Michael J. Garvin
Mike Garvin has been a member of the Virginia Tech faculty since 2005. Prior to Virginia Tech, he was a faculty member at Columbia University. Garvin’s areas of research include infrastructure and real asset management, infrastructure and real asset investment and finance decisions, and project delivery and procurement systems. He teaches courses including Contract Administration and Claims Resolutions, Construction Management, and Facility Delivery and Financing.
He has been recognized as a Virginia Tech Executive Development Institute Scholar, a Virginia Tech College of Engineering Faculty Fellow, a recipient of the Presidential Early Career Award for Scientist and Engineers, and a National Science Foundation CAREER Award. Outside of the classroom, Garvin was awarded an Army Commendation Medal with two oak leaf clusters, a National Defense Service Medal, and a Southwest Asian Service Medal with two bronze stars.
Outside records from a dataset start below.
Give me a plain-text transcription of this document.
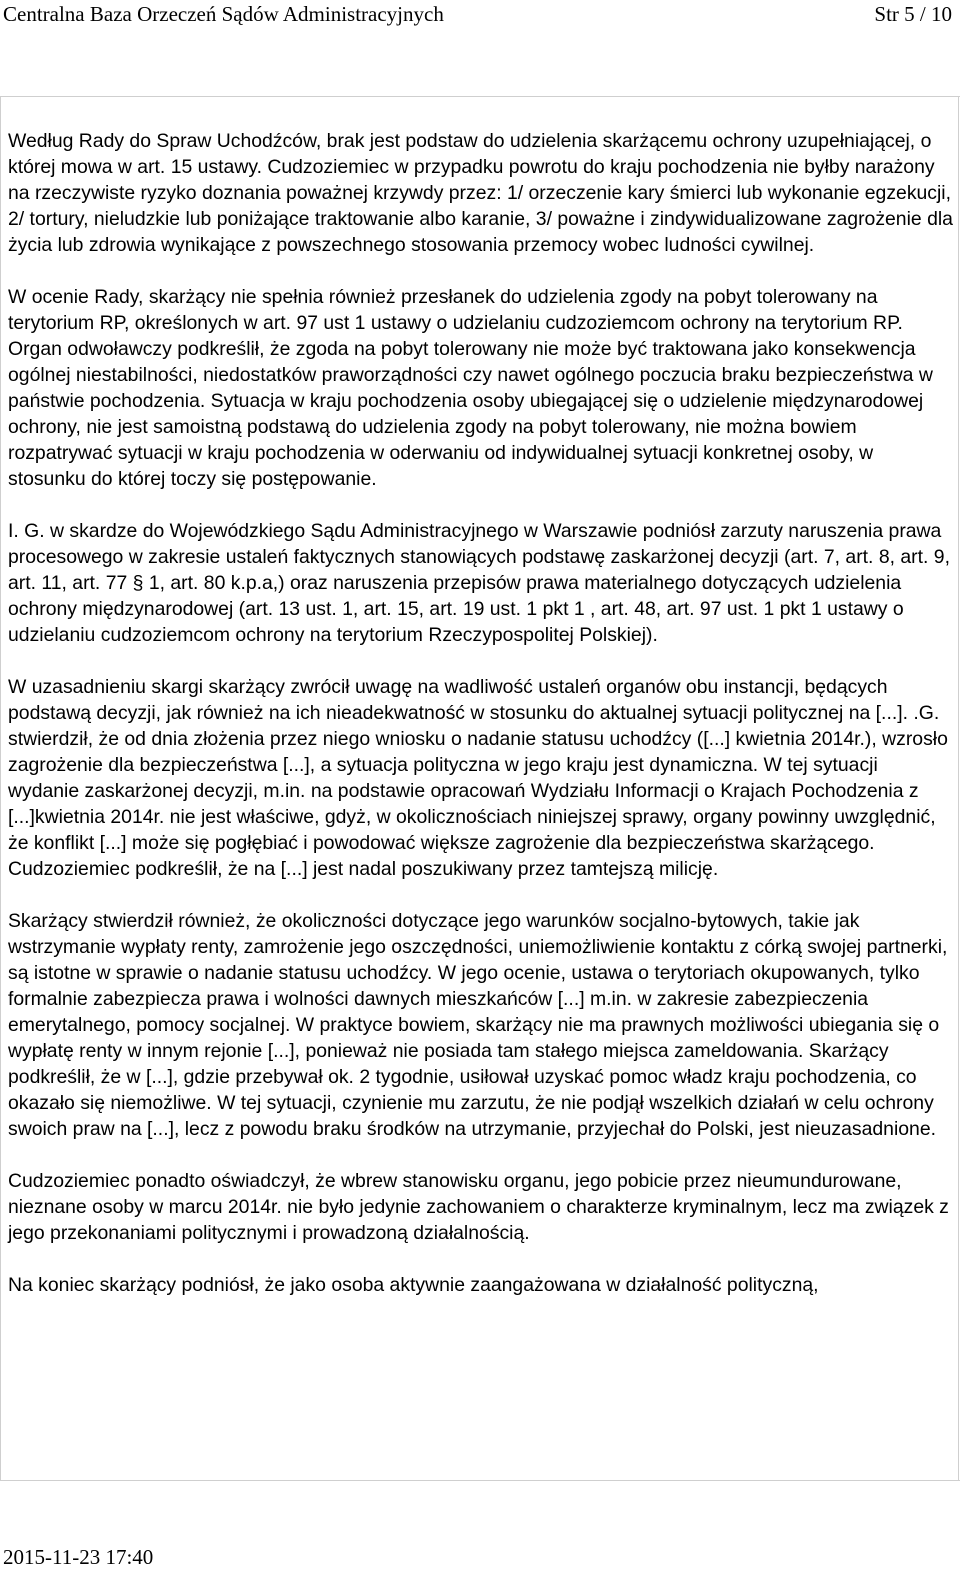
Centralna Baza Orzeczeń Sądów Administracyjnych	Str 5 / 10

Według Rady do Spraw Uchodźców, brak jest podstaw do udzielenia skarżącemu ochrony uzupełniającej, o której mowa w art. 15 ustawy. Cudzoziemiec w przypadku powrotu do kraju pochodzenia nie byłby narażony na rzeczywiste ryzyko doznania poważnej krzywdy przez: 1/ orzeczenie kary śmierci lub wykonanie egzekucji, 2/ tortury, nieludzkie lub poniżające traktowanie albo karanie, 3/ poważne i zindywidualizowane zagrożenie dla życia lub zdrowia wynikające z powszechnego stosowania przemocy wobec ludności cywilnej.

W ocenie Rady, skarżący nie spełnia również przesłanek do udzielenia zgody na pobyt tolerowany na terytorium RP, określonych w art. 97 ust 1 ustawy o udzielaniu cudzoziemcom ochrony na terytorium RP. Organ odwoławczy podkreślił, że zgoda na pobyt tolerowany nie może być traktowana jako konsekwencja ogólnej niestabilności, niedostatków praworządności czy nawet ogólnego poczucia braku bezpieczeństwa w państwie pochodzenia. Sytuacja w kraju pochodzenia osoby ubiegającej się o udzielenie międzynarodowej ochrony, nie jest samoistną podstawą do udzielenia zgody na pobyt tolerowany, nie można bowiem rozpatrywać sytuacji w kraju pochodzenia w oderwaniu od indywidualnej sytuacji konkretnej osoby, w stosunku do której toczy się postępowanie.

I. G. w skardze do Wojewódzkiego Sądu Administracyjnego w Warszawie podniósł zarzuty naruszenia prawa procesowego w zakresie ustaleń faktycznych stanowiących podstawę zaskarżonej decyzji (art. 7, art. 8, art. 9, art. 11, art. 77 § 1, art. 80 k.p.a,) oraz naruszenia przepisów prawa materialnego dotyczących udzielenia ochrony międzynarodowej (art. 13 ust. 1, art. 15, art. 19 ust. 1 pkt 1 , art. 48, art. 97 ust. 1 pkt 1 ustawy o udzielaniu cudzoziemcom ochrony na terytorium Rzeczypospolitej Polskiej).

W uzasadnieniu skargi skarżący zwrócił uwagę na wadliwość ustaleń organów obu instancji, będących podstawą decyzji, jak również na ich nieadekwatność w stosunku do aktualnej sytuacji politycznej na [...]. .G. stwierdził, że od dnia złożenia przez niego wniosku o nadanie statusu uchodźcy ([...] kwietnia 2014r.), wzrosło zagrożenie dla bezpieczeństwa [...], a sytuacja polityczna w jego kraju jest dynamiczna. W tej sytuacji wydanie zaskarżonej decyzji, m.in. na podstawie opracowań Wydziału Informacji o Krajach Pochodzenia z [...]kwietnia 2014r. nie jest właściwe, gdyż, w okolicznościach niniejszej sprawy, organy powinny uwzględnić, że konflikt [...] może się pogłębiać i powodować większe zagrożenie dla bezpieczeństwa skarżącego. Cudzoziemiec podkreślił, że na [...] jest nadal poszukiwany przez tamtejszą milicję.

Skarżący stwierdził również, że okoliczności dotyczące jego warunków socjalno-bytowych, takie jak wstrzymanie wypłaty renty, zamrożenie jego oszczędności, uniemożliwienie kontaktu z córką swojej partnerki, są istotne w sprawie o nadanie statusu uchodźcy. W jego ocenie, ustawa o terytoriach okupowanych, tylko formalnie zabezpiecza prawa i wolności dawnych mieszkańców [...] m.in. w zakresie zabezpieczenia emerytalnego, pomocy socjalnej. W praktyce bowiem, skarżący nie ma prawnych możliwości ubiegania się o wypłatę renty w innym rejonie [...], ponieważ nie posiada tam stałego miejsca zameldowania. Skarżący podkreślił, że w [...], gdzie przebywał ok. 2 tygodnie, usiłował uzyskać pomoc władz kraju pochodzenia, co okazało się niemożliwe. W tej sytuacji, czynienie mu zarzutu, że nie podjął wszelkich działań w celu ochrony swoich praw na [...], lecz z powodu braku środków na utrzymanie, przyjechał do Polski, jest nieuzasadnione.

Cudzoziemiec ponadto oświadczył, że wbrew stanowisku organu, jego pobicie przez nieumundurowane, nieznane osoby w marcu 2014r. nie było jedynie zachowaniem o charakterze kryminalnym, lecz ma związek z jego przekonaniami politycznymi i prowadzoną działalnością.

Na koniec skarżący podniósł, że jako osoba aktywnie zaangażowana w działalność polityczną,

2015-11-23 17:40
He received his bachelor’s degree from the United States Military Academy, a master’s degree in civil engineering from Massachusetts Institute of Technology, and a Ph.D. in Construction Engineering and Management from Massachusetts Institute of Technology.
Kevin Heaslip
Kevin Heaslip has been a member of the Virginia Tech faculty since 2014. He is nationally recognized for his research on cyber-physical systems in civil infrastructure, especially critical infrastructure. His areas of expertise include measurement of system resilience, transportation resilience, transportation engineering, public transportation, and urban transportation planning.
In the classroom, Heaslip has taught/co-taught five different courses at Virginia Tech ranging from undergraduate introductory classes in transportation to graduate level classes in urban and regional transportation planning. He teaches a class on “Critical Infrastructure Cybersecurity,” which is believed to be unique nationwide.
Heaslip serves or has served on numerous technical and administrative committees of the Transportation Research Board, the leading organization in the transportation discipline. He currently serves on AHD55 Signing and Marking Materials and AHB55: Work Zone Traffic Control Committee. He is a former member of AHB30: Vehicle-Highway Automation, advancing research topics regarding automated vehicle security. Heaslip is a member of the National Academy of Science Resilient America Roundtable since 2014. He received his bachelor’s degree and master’s degree from Virginia Tech and a Ph.D from the University of Massachusetts at Amherst. He was honored as the Virginia Tech Department of Civil and Environmental Engineering Outstanding Young Alumnus in 2014 and then received the University of Massachusetts Amherst Institute of Transportation Engineers Outstanding Alumni award also in 2014.